A Separation, a 2011 Iranian drama film, was the recipient last Sunday night of the 84th Academy Award for Best Foreign Language Film. The distinction is the first for the country of Iran, who has extremely poor political ties with the United States, making the win monumental on a series of different levels, both culturally and politically.
Simin (Leila Hatami ) and Nader (Peyman Moaadi) are an upper middle class married couple in modern-day Iran. Their daughter, Termeh (Sarina Farhadi), has been placed in a difficult decision when her parents decide they want to divorce; leave the country with her mother, or stay with her father in the country and assist her grandfather, who has Alzheimer’s disease.

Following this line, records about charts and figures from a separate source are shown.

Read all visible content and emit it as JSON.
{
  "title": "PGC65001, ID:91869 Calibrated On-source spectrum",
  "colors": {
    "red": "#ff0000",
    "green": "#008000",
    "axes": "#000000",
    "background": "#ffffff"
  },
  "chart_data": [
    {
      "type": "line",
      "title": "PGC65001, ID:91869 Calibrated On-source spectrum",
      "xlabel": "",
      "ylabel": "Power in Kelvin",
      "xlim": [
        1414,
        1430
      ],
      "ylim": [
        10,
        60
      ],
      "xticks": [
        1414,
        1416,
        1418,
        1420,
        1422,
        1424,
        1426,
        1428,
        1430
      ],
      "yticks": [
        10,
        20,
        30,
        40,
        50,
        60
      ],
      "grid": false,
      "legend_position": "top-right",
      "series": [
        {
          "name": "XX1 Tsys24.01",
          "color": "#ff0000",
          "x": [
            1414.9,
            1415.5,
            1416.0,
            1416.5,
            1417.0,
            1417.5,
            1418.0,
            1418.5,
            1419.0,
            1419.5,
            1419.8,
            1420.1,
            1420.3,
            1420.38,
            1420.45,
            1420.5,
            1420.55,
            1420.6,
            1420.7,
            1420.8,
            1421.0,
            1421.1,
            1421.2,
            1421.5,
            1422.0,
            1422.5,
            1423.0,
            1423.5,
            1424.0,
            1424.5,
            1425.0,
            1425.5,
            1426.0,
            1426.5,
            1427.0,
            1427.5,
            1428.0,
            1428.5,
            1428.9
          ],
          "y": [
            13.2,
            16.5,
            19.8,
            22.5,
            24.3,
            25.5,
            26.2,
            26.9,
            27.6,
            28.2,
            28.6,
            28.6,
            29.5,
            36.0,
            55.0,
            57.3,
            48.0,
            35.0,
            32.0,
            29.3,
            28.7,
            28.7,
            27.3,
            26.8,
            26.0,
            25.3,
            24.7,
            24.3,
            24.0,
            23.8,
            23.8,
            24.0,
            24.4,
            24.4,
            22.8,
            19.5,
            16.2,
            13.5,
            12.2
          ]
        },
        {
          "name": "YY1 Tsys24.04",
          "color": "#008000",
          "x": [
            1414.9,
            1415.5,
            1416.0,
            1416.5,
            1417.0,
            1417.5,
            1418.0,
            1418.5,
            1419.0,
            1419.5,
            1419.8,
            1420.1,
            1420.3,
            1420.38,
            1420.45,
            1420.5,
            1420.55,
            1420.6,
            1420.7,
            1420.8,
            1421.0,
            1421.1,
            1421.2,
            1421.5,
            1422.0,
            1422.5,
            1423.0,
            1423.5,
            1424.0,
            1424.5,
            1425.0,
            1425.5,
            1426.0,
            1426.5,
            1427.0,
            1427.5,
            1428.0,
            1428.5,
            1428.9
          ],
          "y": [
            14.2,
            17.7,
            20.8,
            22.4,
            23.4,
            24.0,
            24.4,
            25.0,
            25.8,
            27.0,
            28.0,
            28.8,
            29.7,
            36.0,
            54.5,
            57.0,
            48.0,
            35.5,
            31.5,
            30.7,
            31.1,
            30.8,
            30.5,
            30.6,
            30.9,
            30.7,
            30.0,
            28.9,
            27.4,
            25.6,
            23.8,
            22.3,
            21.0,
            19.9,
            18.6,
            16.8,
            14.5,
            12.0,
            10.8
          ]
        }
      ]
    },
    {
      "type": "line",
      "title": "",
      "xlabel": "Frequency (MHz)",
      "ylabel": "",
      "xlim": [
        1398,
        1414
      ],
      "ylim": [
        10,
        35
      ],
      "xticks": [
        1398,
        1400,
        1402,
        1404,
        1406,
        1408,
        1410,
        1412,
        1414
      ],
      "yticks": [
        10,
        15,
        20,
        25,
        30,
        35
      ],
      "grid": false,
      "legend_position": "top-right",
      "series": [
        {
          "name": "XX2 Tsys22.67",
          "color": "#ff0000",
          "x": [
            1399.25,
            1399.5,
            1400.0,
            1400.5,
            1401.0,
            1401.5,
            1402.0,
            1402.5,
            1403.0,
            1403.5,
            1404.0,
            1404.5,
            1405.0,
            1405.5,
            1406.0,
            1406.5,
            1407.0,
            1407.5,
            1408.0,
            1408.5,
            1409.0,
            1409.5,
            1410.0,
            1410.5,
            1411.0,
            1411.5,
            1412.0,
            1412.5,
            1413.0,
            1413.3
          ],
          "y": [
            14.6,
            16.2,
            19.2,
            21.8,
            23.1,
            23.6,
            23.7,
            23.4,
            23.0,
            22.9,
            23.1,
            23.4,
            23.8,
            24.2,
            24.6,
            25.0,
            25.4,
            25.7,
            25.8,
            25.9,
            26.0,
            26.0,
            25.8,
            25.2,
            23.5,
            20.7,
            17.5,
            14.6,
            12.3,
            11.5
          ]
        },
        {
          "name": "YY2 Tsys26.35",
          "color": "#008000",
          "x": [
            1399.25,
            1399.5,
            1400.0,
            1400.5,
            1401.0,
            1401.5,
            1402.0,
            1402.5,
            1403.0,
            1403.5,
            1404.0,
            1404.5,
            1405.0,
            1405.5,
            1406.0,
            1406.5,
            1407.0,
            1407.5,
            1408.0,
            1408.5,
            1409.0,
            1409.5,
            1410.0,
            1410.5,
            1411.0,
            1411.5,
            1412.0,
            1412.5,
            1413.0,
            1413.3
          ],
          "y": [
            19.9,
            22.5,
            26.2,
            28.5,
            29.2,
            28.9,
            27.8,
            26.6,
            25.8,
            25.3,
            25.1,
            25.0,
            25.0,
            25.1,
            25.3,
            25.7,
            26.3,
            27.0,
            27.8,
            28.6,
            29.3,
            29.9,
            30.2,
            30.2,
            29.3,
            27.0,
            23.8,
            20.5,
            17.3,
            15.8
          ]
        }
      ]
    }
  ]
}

But when Nader hires Razieh (Sareh Bayat), a pregnant, impoverished woman to take care of his father, things turn ugly when he suspects her of negligence regarding the elderly man. When Nader is involved in Razieh falling down the stairs, he becomes key suspect in her miscarriage. In his plight to prove his innocence, the family’s life begins to fall apart as everyone’s morals come into question.
Directed by Asghar Farhadi, A Separation was one of the many foreign films that dominated in Southern California, bolstering a record high number of winners in the region with Saving Face (2011), a documentary from Pakistan, winning the documentary section. Appearing as the best film on Roger Ebert’s list of favorite 2011 films, the screenplay, acting, and intensity was unparalleled in 2011.